MASIH PERLUKAH SOSIALISASI?
Larangan parkir di bahu jalan maupun di trotoar telah diatur dan ditegaskan melalui Perda hingga Undang-undang Lalu Lintas dan Angkutan Jalan. Penindakkan juga sudah sering dilakukan, masih perlukah sosialisasi?
“Nah masalahnya justru di sosialisasi dari aturan tersebut. Kan pasti masyarakat tidak terlalu ngeh atau paham aturan tersebut. Jadi ini tugas Dishub. Seharusnya ada sosialisasi dulu yang memadai baru tindakan,” ungkap Aditya Dwi Laksana, pengurus Masyarakat Transportasi Indonesia.
Masih menurutnya, penggunaan bahu jalan termasuk trotoar juga perlu tahapan 3E (Education, Engineering dan Enforcement). “Education, maksudnya masyarakat diedukasi untuk tidak mengalihfungsikan atau menggunakan trotoar selain untuk
mobilitas pejalan kaki. Sedangkan engineering, disediakan trotoar secara teknis dengan kualitas yang memadai dan enforcement, mengenai perlunya penegakan hukum atas pelanggaran alih fungsi atau okupansi di trotoar secara masif dan intensif,” sambung Aditya.

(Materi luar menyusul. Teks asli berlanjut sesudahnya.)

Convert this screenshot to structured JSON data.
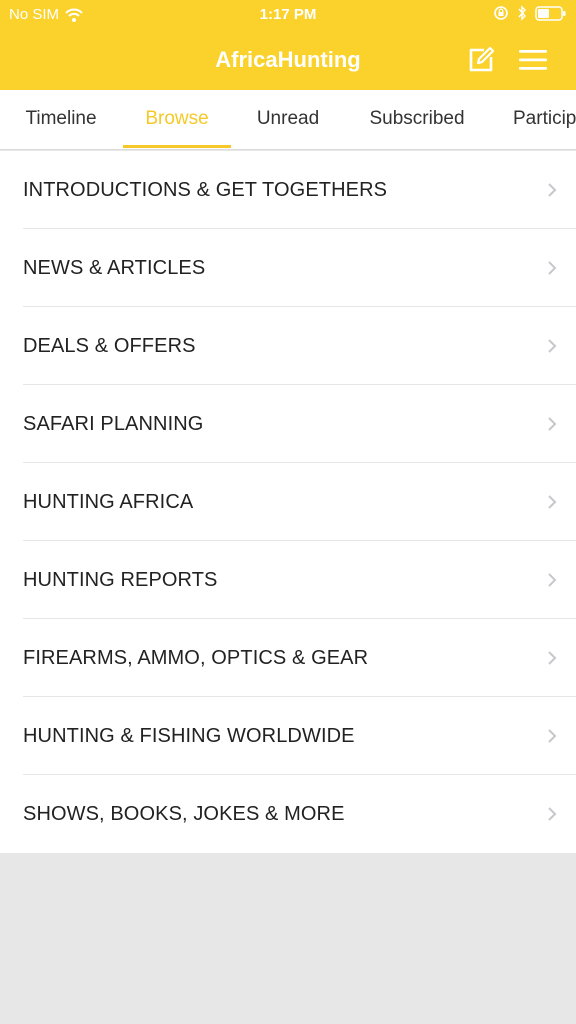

Penindakkan aturan juga perlu tegas. “Jakarta harus berani beri contoh penegakan parkir tepi jalan. Walau kepala daerah ganti, aturan tetap berlaku. Di Kuala Lumpur sudah dilakukan sepuluh tahun lalu. Sembarang parkir diangkut. Bahkan lebih kejam, jika kena hari Jumat, hari Senin baru boleh diambil, padahal dendanya harian,” papar Djoko Setijowarno, Pengamat Transportasi dari Universitas Katolik Soegijapranata, Semarang, Jateng.
Terkait sosialisasi, Djoko berpendapat lain. “Sosialisasi sudah lama dilakukan. Jika dirasa masih kurang, bisa dilanjutkan. Tapi masyarakat umumnya sudah tahu itu, cuma masih ada yang mau berulah dengan banyak cara,” ungkap Djoko.